Hence, co-curricular music so often takes place not during or after school but in the only slot left: before school from 7:15 am, that well-known time when children and teenagers are at their receptive best (not!), and when attendance usually depends on extra parental dedication to the early morning commute; never mind the devotion required of the teachers at that time.

It is extraordinary that we consign a discipline with such demonstrable educational, social and personal value so readily to the periphery of the curriculum. That’s why, in my school, we are putting music education, literally front and centre. 

Our new music department and auditorium will be deliberately at the very doorstep and heart of our campus, making the experience of music – whether as a learner, a performer, a teacher or a listener – intrinsic to our daily sounds, movements and rhythm, before school, during the day, after school, on weekends and during school holidays.

It has been an enormous project, years in the making, and tremendously complicated due to the disruptions of the pandemic, but we are proud to be opening four superb new acoustically designed classrooms that double as performance spaces, along with eighteen instrumental or vocal tuition rooms, which together will replace and multiply the capacity of our previous music department, whose phenomenal staff have long struggled to serve a school of over 2000 students from a pair of leaky 1970s classrooms and a handful of tiny, scattered tuition spaces.

Adjacent will be the superb new Snow Concert Hall, named for its benefactor, Mr Terry Snow AM, the Canberra-born entrepreneur and philanthropist who made it possible through the largest personal endowment to any school in Australian history. 

It is an exceptional gift to music education that not only gives the school capacity to hold orchestral, ensemble, bands and choral concerts of varying size and style, but it also enriches the musical landscape of Australia’s capital with a much-needed mid-sized concert venue for local artists, community music groups, visiting orchestras and youth music programmes.
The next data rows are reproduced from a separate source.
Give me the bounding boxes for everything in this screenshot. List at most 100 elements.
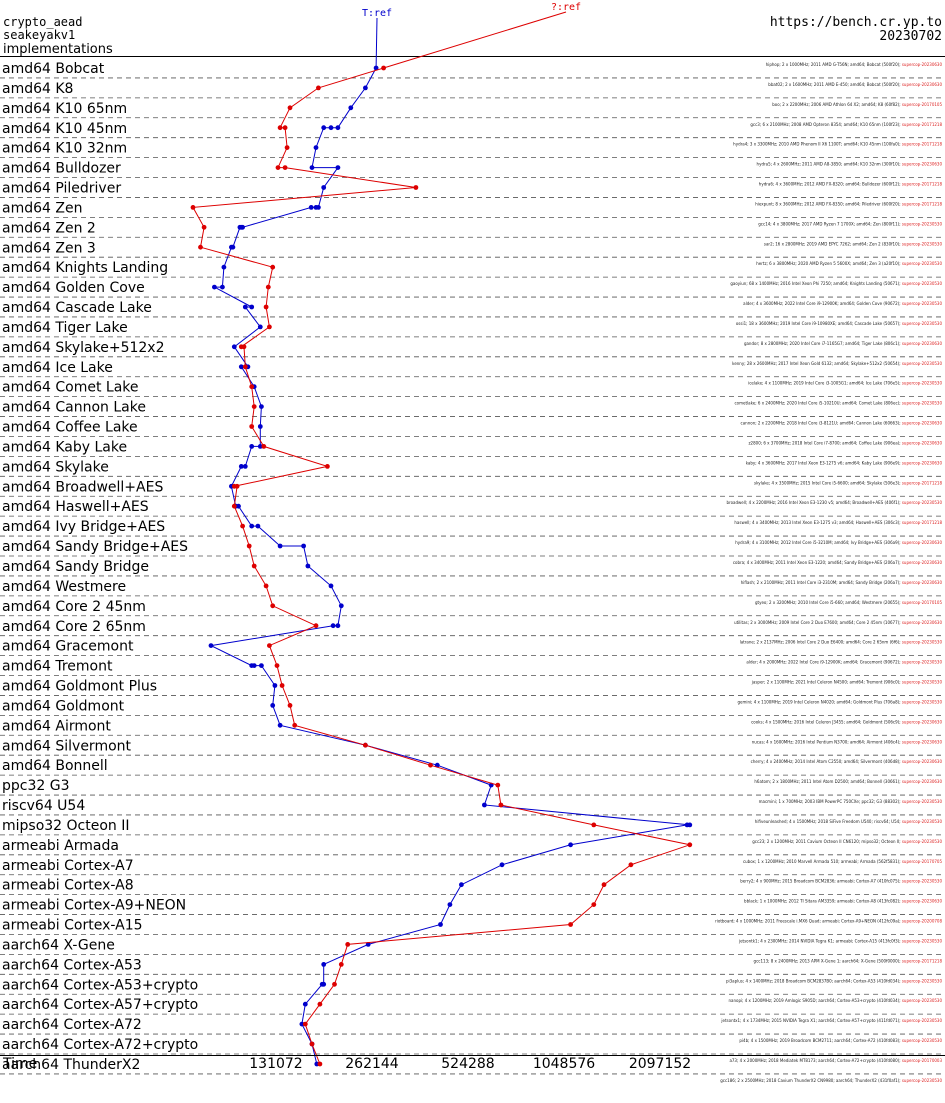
data-point xyxy=(499,862,505,868)
category-label: armeabi Cortex-A8 xyxy=(2,878,134,894)
machine-note: h6atom; 2 x 1800MHz; 2011 Intel Atom D25… xyxy=(754,779,942,784)
data-point xyxy=(275,165,281,171)
data-point xyxy=(363,85,368,91)
data-point xyxy=(270,264,276,270)
data-point xyxy=(330,623,336,629)
category-label: amd64 Comet Lake xyxy=(2,380,139,396)
data-point xyxy=(332,981,337,987)
data-point xyxy=(190,205,196,210)
data-point xyxy=(373,65,379,71)
header-implementations: implementations xyxy=(3,42,113,57)
data-point xyxy=(212,284,217,290)
category-label: amd64 Skylake+512x2 xyxy=(2,340,164,356)
data-point xyxy=(335,125,341,131)
machine-note: broadwell; 4 x 2200MHz; 2016 Intel Xeon … xyxy=(727,500,943,505)
machine-note: jasper; 2 x 1100MHz; 2021 Intel Celeron … xyxy=(751,680,943,685)
x-tick-label: 131072 xyxy=(249,1056,302,1072)
data-point xyxy=(317,1001,323,1007)
category-label: amd64 Zen xyxy=(2,200,82,216)
data-point xyxy=(325,464,330,469)
machine-note: gcc3; 6 x 2100MHz; 2008 AMD Opteron 8354… xyxy=(750,122,942,127)
machine-note: kenny; 28 x 2600MHz; 2017 Intel Xeon Gol… xyxy=(732,361,942,366)
data-point xyxy=(238,364,244,370)
category-label: amd64 Bulldozer xyxy=(2,161,121,177)
data-point xyxy=(251,663,257,668)
machine-note: hifiveunleashed; 4 x 1500MHz; 2018 SiFiv… xyxy=(755,819,943,824)
machine-note: boo; 2 x 2200MHz; 2006 AMD Athlon 64 X2;… xyxy=(772,102,942,107)
machine-note: cannon; 2 x 2200MHz; 2018 Intel Core i3-… xyxy=(741,421,943,426)
data-point xyxy=(302,1001,308,1007)
machine-note: riotboard; 4 x 1000MHz; 2011 Freescale i… xyxy=(715,919,942,924)
x-tick-label: 2097152 xyxy=(629,1056,691,1072)
category-label: amd64 K10 65nm xyxy=(2,101,127,117)
machine-note: gcc186; 2 x 2500MHz; 2018 Cavium Thunder… xyxy=(720,1078,942,1083)
category-label: amd64 Westmere xyxy=(2,579,126,595)
category-label: aarch64 Cortex-A57+crypto xyxy=(2,997,198,1013)
category-label: aarch64 Cortex-A53+crypto xyxy=(2,977,198,993)
machine-note: gandor; 8 x 2800MHz; 2020 Intel Core i7-… xyxy=(744,341,943,346)
machine-note: nanopi; 4 x 1200MHz; 2019 Amlogic S905D;… xyxy=(729,998,943,1003)
data-point xyxy=(301,543,306,549)
category-label: amd64 Bobcat xyxy=(2,61,105,77)
series-leader xyxy=(375,17,378,68)
data-point xyxy=(498,802,504,808)
data-point xyxy=(249,304,255,310)
data-point xyxy=(208,643,214,648)
data-point xyxy=(220,284,225,290)
data-point xyxy=(257,324,263,330)
data-point xyxy=(313,205,319,210)
data-point xyxy=(335,623,341,629)
data-point xyxy=(270,603,276,609)
category-label: amd64 Goldmont Plus xyxy=(2,679,157,695)
data-point xyxy=(249,444,255,449)
data-point xyxy=(263,304,269,310)
data-point xyxy=(328,125,334,131)
data-point xyxy=(231,344,237,350)
data-point xyxy=(198,244,203,250)
data-point xyxy=(568,922,573,927)
data-point xyxy=(591,822,597,828)
data-point xyxy=(313,145,319,151)
data-point xyxy=(236,503,241,509)
category-label: amd64 Core 2 65nm xyxy=(2,619,146,635)
data-point xyxy=(365,942,371,947)
data-point xyxy=(495,782,501,788)
machine-note: gcc113; 8 x 2400MHz; 2013 APM X-Gene 1; … xyxy=(754,958,943,963)
data-point xyxy=(309,1041,315,1047)
data-point xyxy=(284,145,290,151)
machine-note: hydra9; 4 x 3100MHz; 2012 Intel Core i5-… xyxy=(735,540,942,545)
category-label: amd64 Zen 3 xyxy=(2,240,96,256)
data-point xyxy=(277,125,283,131)
machine-note: hydra4; 3 x 3300MHz; 2010 AMD Phenom II … xyxy=(733,142,942,147)
machine-note: pi4b; 4 x 1500MHz; 2019 Broadcom BCM2711… xyxy=(739,1038,942,1043)
x-tick-label: 1048576 xyxy=(533,1056,595,1072)
machine-note: gcc23; 2 x 1200MHz; 2011 Cavium Octeon I… xyxy=(752,839,942,844)
data-point xyxy=(309,165,315,171)
data-point xyxy=(338,603,344,609)
category-label: amd64 Ivy Bridge+AES xyxy=(2,519,165,535)
data-point xyxy=(428,762,433,768)
data-point xyxy=(277,543,283,549)
machine-note: hiflash; 2 x 2100MHz; 2011 Intel Core i3… xyxy=(741,580,943,585)
category-label: amd64 Knights Landing xyxy=(2,260,168,276)
machine-note: utilitas; 2 x 3000MHz; 2009 Intel Core 2… xyxy=(734,620,942,625)
machine-note: kaby; 4 x 3600MHz; 2017 Intel Xeon E3-12… xyxy=(746,460,943,465)
data-point xyxy=(229,244,234,250)
data-point xyxy=(267,643,272,648)
category-label: aarch64 Cortex-A72+crypto xyxy=(2,1037,198,1053)
data-point xyxy=(302,1021,308,1027)
data-point xyxy=(287,703,293,708)
machine-note: cubox; 1 x 1200MHz; 2010 Marvell Armada … xyxy=(743,859,943,864)
category-label: amd64 Gracemont xyxy=(2,639,134,655)
data-point xyxy=(438,922,443,927)
machine-note: nucas; 4 x 1600MHz; 2016 Intel Pentium N… xyxy=(752,739,943,744)
category-label: mipso32 Octeon II xyxy=(2,818,130,834)
category-label: amd64 Goldmont xyxy=(2,698,125,714)
machine-note: hydra6; 4 x 3600MHz; 2012 AMD FX-8320; a… xyxy=(759,182,943,187)
data-point xyxy=(601,882,607,888)
data-point xyxy=(287,105,293,111)
data-point xyxy=(221,264,227,270)
data-point xyxy=(241,344,247,350)
category-label: aarch64 ThunderX2 xyxy=(2,1057,140,1073)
Our challenge now is to make the vision behind the project reality: to make it not just a building but a place that sings to the soul of our community, both within and beyond the school; to set a new standard by making music central to our curricular and our co-curricular life; and to reach out in concert with other schools and educators to make music education thrive, not just for the lucky, the talented and the motivated few, but for all in the generations to come whose life and learning may be enriched by all that music gives.